With non-heme Fe oxidases and oxygenases carrying out some fundamentally very significant biological reactions, gaining an understanding of how they work is vital to being able to implement an effective treatment plan for remedy of any problem associate with one. These oxidases and oxygenases react with oxygen to form Fe-oxo intermediates which are subsequently used to carry out oxidative reactions. Due to low oxygen solubility under biological conditions, coupled with often fast off rates for O2 binding and fast decay rates of the Fe-oxo species, many of these intermediates lifetimes are quite short lived. This had made their characterization rather problematic. This proposal aims at identifying these transient Fe-oxo intermediates in a variety of non-heme Fe oxidases and oxygenases systems through utilization of enzymatically generated O2. Through utilization of the enzyme chlorite dismutase to produce oxygen "on demand" from its reaction with chlorite (ClO2-), higher concentrations of O2 can be achieved allowing for faster rates of intermediate formation before decay. This accumulation of intermediates then allows for their spectroscopic characterization, providing insight into how their active site configurations affect the ensuing chemistries.

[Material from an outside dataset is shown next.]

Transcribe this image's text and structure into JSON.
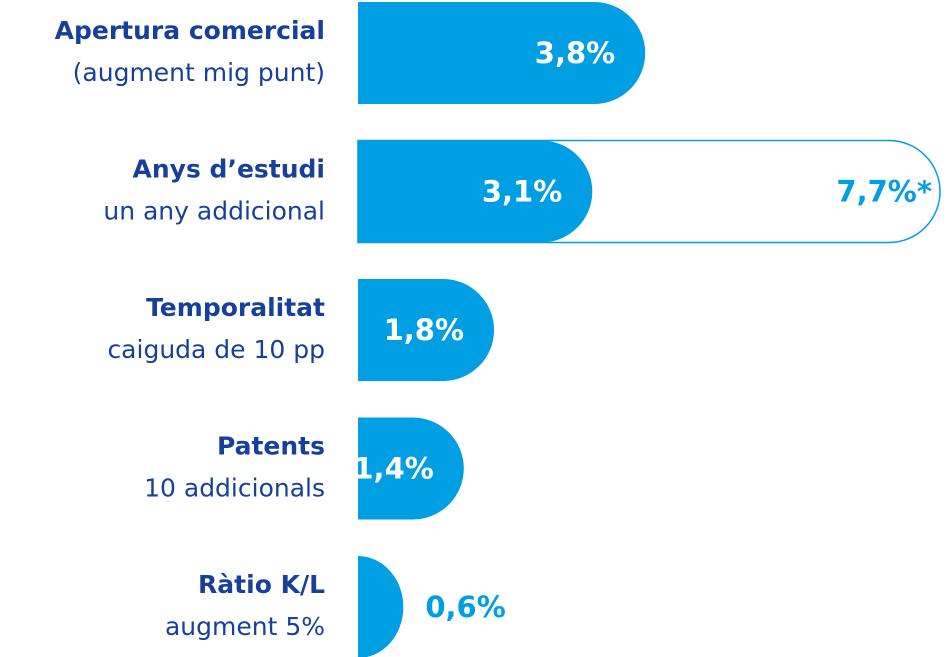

The specific aims of the research project are twofold: The first is to characterize Fe-oxo intermediates in systems which have been partially characterized, but due to low levels of intermediate accumulation merit further study. Such systems include the peroxo and bridged oxo intermediate in E. coli ribonucleotide reductase, and the superoxo bound intermediate in Isopenicillin N synthase and Myo-inositol oxygenase;enzymes involved in deoxyribonucleotide synthesis, penicillin production and inositol synthesis. The second specific aim is to characterize systems which are proposed to form Fe-oxo species, but due to the fleeting nature of the intermediate have yet to be detected. This includes the proposed Fe-superoxo and Fe-hydroperoxo species in (S)-2-hydroxypropylphosphonic acid epoxidase (HppE), Hydroxyethylphosphonate dioxygenase (HEPD), and Tryptophan hydroxylase (TrpH) as well as others, with the later of these enzymes playing important oxidative roles in the synthesis of the antibiotic fosfomycin (HEPD) and in the synthesis of the neurotransmitter serotonin (TrpH). Through the work of this proposal we will undoubtedly shine light onto the workings of these enzymatic systems thus giving important clues into the role of Fe-oxo species in these reactions of significant biological importance.
Non-heme Fe oxidases and oxygenases catalyze a wide array of very significant biological reactions, including steps needed for the synthesis of DNA, neurotransmitters, and hormones, all through formation of Fe-oxo intermediates. This proposed research is directed at studying these short lived oxo-intermediates in order that their precise role in the catalytic process can be determined. Only once a good understanding of how these intermediates regulate the function of the protein, can we ever hope to direct their reactivity and possibly remediate any problems that arise from malfunctioning of one of these biologically important enzymes.